Modulator initiation in PwCF was associated with decreased dispensings of opioids and psychotropics, and increased dispensings of women's health medications, suggesting improved patient outcomes across multiple clinical domains.

中文翻译：

囊性纤维化患者在调节剂治疗前后的药物使用情况

背景

尚未描述囊性纤维化跨膜电导调节剂（CFTR）调节剂启动后药物分配的长期变化。
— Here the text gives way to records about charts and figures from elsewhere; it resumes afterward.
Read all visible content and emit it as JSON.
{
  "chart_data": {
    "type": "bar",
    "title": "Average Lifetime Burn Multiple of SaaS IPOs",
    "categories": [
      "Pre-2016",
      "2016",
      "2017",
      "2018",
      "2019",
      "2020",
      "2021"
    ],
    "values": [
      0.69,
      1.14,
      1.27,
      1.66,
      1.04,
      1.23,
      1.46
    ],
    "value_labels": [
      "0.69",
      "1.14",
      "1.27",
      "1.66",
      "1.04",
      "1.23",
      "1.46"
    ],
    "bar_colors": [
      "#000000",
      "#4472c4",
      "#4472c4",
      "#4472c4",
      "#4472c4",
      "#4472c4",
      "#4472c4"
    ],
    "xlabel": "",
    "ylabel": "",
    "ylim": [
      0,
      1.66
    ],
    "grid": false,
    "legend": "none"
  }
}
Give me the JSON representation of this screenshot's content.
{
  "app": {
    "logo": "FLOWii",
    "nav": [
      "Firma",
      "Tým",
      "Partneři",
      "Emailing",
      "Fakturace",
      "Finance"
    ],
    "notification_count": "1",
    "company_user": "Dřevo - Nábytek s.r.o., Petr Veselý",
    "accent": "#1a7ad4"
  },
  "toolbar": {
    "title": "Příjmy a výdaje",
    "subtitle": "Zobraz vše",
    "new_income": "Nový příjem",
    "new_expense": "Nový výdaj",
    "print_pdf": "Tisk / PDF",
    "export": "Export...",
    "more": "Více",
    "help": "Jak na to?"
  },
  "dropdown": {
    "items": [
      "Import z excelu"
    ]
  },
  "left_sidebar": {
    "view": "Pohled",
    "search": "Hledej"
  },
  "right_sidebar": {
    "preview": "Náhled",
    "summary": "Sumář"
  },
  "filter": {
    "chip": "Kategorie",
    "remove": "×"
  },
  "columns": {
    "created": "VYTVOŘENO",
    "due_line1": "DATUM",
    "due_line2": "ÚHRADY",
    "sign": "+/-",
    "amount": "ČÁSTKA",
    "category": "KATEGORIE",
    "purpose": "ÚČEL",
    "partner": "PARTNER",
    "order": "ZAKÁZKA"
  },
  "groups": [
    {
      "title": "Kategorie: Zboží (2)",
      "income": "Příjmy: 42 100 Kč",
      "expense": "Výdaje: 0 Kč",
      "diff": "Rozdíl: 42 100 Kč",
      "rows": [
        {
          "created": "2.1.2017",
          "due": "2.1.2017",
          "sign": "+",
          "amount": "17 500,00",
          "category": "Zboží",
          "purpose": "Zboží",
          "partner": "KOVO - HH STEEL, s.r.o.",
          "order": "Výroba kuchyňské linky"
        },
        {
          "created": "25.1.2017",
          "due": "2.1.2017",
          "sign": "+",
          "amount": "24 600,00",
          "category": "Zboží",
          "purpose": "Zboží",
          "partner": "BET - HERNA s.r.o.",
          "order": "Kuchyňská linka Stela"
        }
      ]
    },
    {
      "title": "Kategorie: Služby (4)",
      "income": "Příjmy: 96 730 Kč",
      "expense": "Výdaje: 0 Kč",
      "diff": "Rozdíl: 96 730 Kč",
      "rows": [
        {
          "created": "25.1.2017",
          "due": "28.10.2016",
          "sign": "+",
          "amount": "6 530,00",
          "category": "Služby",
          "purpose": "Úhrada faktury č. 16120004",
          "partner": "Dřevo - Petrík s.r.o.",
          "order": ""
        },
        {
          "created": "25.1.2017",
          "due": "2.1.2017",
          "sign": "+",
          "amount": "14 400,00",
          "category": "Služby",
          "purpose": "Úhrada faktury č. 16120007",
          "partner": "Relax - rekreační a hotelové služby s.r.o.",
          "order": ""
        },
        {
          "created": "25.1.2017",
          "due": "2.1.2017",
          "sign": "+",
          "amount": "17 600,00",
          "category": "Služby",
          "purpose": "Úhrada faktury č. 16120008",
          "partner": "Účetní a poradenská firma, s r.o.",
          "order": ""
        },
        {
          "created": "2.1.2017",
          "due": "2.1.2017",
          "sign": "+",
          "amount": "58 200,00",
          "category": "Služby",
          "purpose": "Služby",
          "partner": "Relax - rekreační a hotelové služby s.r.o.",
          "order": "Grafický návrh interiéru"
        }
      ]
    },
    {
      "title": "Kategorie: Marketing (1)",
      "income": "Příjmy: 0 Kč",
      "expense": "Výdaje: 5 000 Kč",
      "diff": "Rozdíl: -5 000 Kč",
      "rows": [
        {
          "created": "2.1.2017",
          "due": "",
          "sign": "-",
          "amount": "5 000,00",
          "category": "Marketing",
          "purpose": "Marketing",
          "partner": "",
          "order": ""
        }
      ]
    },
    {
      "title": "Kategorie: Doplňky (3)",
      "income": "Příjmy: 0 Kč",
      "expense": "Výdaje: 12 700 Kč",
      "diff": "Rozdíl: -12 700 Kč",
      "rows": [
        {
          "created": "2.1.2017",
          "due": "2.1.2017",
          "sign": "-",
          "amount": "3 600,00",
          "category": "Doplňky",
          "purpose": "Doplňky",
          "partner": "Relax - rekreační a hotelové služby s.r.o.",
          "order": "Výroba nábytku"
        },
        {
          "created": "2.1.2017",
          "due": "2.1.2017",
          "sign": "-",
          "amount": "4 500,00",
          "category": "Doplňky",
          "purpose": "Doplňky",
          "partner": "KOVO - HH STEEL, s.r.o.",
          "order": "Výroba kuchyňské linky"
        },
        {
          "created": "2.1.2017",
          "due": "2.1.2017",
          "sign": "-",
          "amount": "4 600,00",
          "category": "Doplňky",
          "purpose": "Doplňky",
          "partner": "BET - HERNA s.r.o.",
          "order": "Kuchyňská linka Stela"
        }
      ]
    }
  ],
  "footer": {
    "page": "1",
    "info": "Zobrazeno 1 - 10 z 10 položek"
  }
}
我们的研究旨在调查澳大利亚囊性纤维化 (PwCF) 患者开始调节剂治疗后药物使用的变化。

方法

使用 2013 年至 2022 年间澳大利亚药品福利计划 (PBS) 数据的 10% 样本，使用线性回归来分析 PwCF 中启动任何调节剂（病例）的配药情况以及未配发调节剂的匹配 PwCF 对照。分析了调节剂启动前和启动后每月总配药平均次数的差异，并按药物类别进行单独分析。

结果

总共 247 例病例与对照进行 1:1 匹配（病例和对照中位年龄 21 岁（IQR：13-32），55.1% 为男性）。调节剂启动后，调节剂组的平均配药次数增加了 0.9 次，但大约 5 年后下降到对照组的水平。7.5年后，与调制前相比，病例阿片类药物减少（β系数：-0.00131，95% CI：-0.00164，-0.00097），而对照组则没有（β：-0.00014，95% CI：-0.00042， 0.00014）。同一时期内，对照精神药物的使用有所增加（β：0.00389，95％CI：0.00295，0.00484），而病例保持稳定（β：-0.00014，95％CI：-0.0006，0.00031）。病例中妇女的保健药物增加（β：0.00026，95％CI：0.0001，0.00042），但对照组减少（β：0.00044，95％CI：0.00063，-0.00025）。